The persistence of stress-induced physical inactivity in rats: an investigation of central monoamine neurotransmitters and skeletal muscle oxidative stress

Trevor J Buhr; Carter H Reed; Olivia M Wee; Ji Heun Lee; Li-Lian Yuan; Monika Fleshner; Rudy J Valentine; Peter J Clark

doi:10.3389/fnbeh.2023.1169151

The persistence of stress-induced physical inactivity in rats: an investigation of central monoamine neurotransmitters and skeletal muscle oxidative stress

Front Behav Neurosci. 2023 May 16:17:1169151. doi: 10.3389/fnbeh.2023.1169151. eCollection 2023.

Authors

Trevor J Buhr^#^{1

2}, Carter H Reed^#^{1

3}, Olivia M Wee¹, Ji Heun Lee³, Li-Lian Yuan⁴, Monika Fleshner⁵, Rudy J Valentine³, Peter J Clark^{1

2}

Affiliations

¹ Department of Food Science and Human Nutrition, Iowa State University, Ames, IA, United States.
² Interdepartmental Neuroscience Program, Iowa State University, Ames, IA, United States.
³ Department of Kinesiology, Iowa State University, Ames, IA, United States.
⁴ Physiology and Pharmacology, Des Moines University, Des Moines, IA, United States.
⁵ Department of Integrative Physiology, University of Colorado, Boulder, Boulder, CO, United States.

^# Contributed equally.

Abstract

Introduction: Sedentary lifestyles have reached epidemic proportions world-wide. A growing body of literature suggests that exposures to adverse experiences (e.g., psychological traumas) are a significant risk factor for the development of physically inactive lifestyles. However, the biological mechanisms linking prior stress exposure and persistent deficits in physical activity engagement remains poorly understood.

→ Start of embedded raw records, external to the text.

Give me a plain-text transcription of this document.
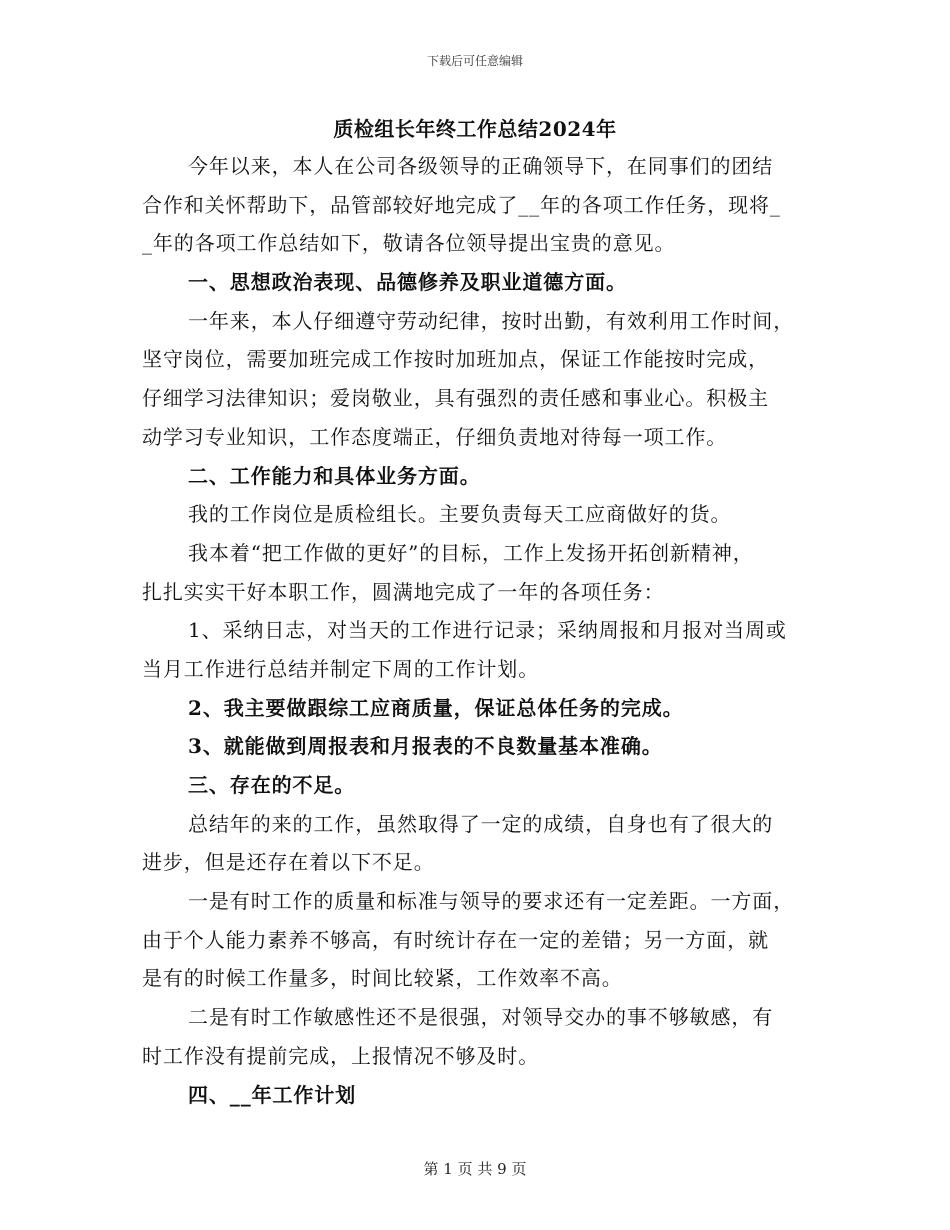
下载后可任意编辑
质检组长年终工作总结2024年
今年以来，本人在公司各级领导的正确领导下，在同事们的团结
合作和关怀帮助下，品管部较好地完成了__年的各项工作任务，现将_
_年的各项工作总结如下，敬请各位领导提出宝贵的意见。
一、思想政治表现、品德修养及职业道德方面。
一年来，本人仔细遵守劳动纪律，按时出勤，有效利用工作时间，
坚守岗位，需要加班完成工作按时加班加点，保证工作能按时完成，
仔细学习法律知识；爱岗敬业，具有强烈的责任感和事业心。积极主
动学习专业知识，工作态度端正，仔细负责地对待每一项工作。
二、工作能力和具体业务方面。
我的工作岗位是质检组长。主要负责每天工应商做好的货。
我本着“把工作做的更好”的目标，工作上发扬开拓创新精神，
扎扎实实干好本职工作，圆满地完成了一年的各项任务：
1、采纳日志，对当天的工作进行记录；采纳周报和月报对当周或
当月工作进行总结并制定下周的工作计划。
2、我主要做跟综工应商质量，保证总体任务的完成。
3、就能做到周报表和月报表的不良数量基本准确。
三、存在的不足。
总结年的来的工作，虽然取得了一定的成绩，自身也有了很大的
进步，但是还存在着以下不足。
一是有时工作的质量和标准与领导的要求还有一定差距。一方面，
由于个人能力素养不够高，有时统计存在一定的差错；另一方面，就
是有的时候工作量多，时间比较紧，工作效率不高。
二是有时工作敏感性还不是很强，对领导交办的事不够敏感，有
时工作没有提前完成，上报情况不够及时。
四、__年工作计划
第 1 页 共 9 页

Methods: The purpose of this study was twofold. First, to identify acute stress intensity thresholds that elicit long-term wheel running deficits in rats. To that end, young adult male rats were exposed to a single episode of 0, 50, or 100 uncontrollable tail shocks and then given free access to running wheels for 9 weeks. Second, to identify stress-induced changes to central monoamine neurotransmitters and peripheral muscle physiology that may be maladaptive to exercise output. For this study, rats were either exposed to a single episode of uncontrollable tail shocks (stress) or left undisturbed in home cages (unstressed). Eight days later, monoamine-related neurochemicals were quantified by ultra-high performance liquid chromatography (UHPLC) across brain reward, motor, and emotion structures immediately following a bout of graded treadmill exercise controlled for duration and intensity. Additionally, protein markers of oxidative stress, inflammation, and metabolic activity were assessed in the gastrocnemius muscle by Western blot.

Results: For experiment 1, stress exposure caused a shock number-dependent two to fourfold decrease in wheel running distance across the entire duration of the study. For experiment 2, stress exposure curbed an exercise-induced increase of dopamine (DA) turnover measures in the prefrontal cortex and hippocampus, and augmented serotonin (5HT) turnover in the hypothalamus and remaining cortical area. However, stress exposure also caused several monoaminergic changes independent of exercise that could underlie impaired motivation for physical activity, including a mild dopamine deficiency in the striatal area. Finally, stress potently increased HSP70 and lowered SOD2 protein concentrations in the gastrocnemius muscle, which may indicate prolonged oxidative stress.

Discussion: These data support some of the possible central and peripheral mechanisms by which exposure to adverse experiences may chronically impair physical activity engagement.

Keywords: adverse experience; exercise motivation; health behavior adherence; histamine; monoamine neurotransmitter; stress physiology.

Grants and funding

This research was funded in part by the College of Human Sciences Collaborative Research Seed Grant at Iowa State University (Ames, IA).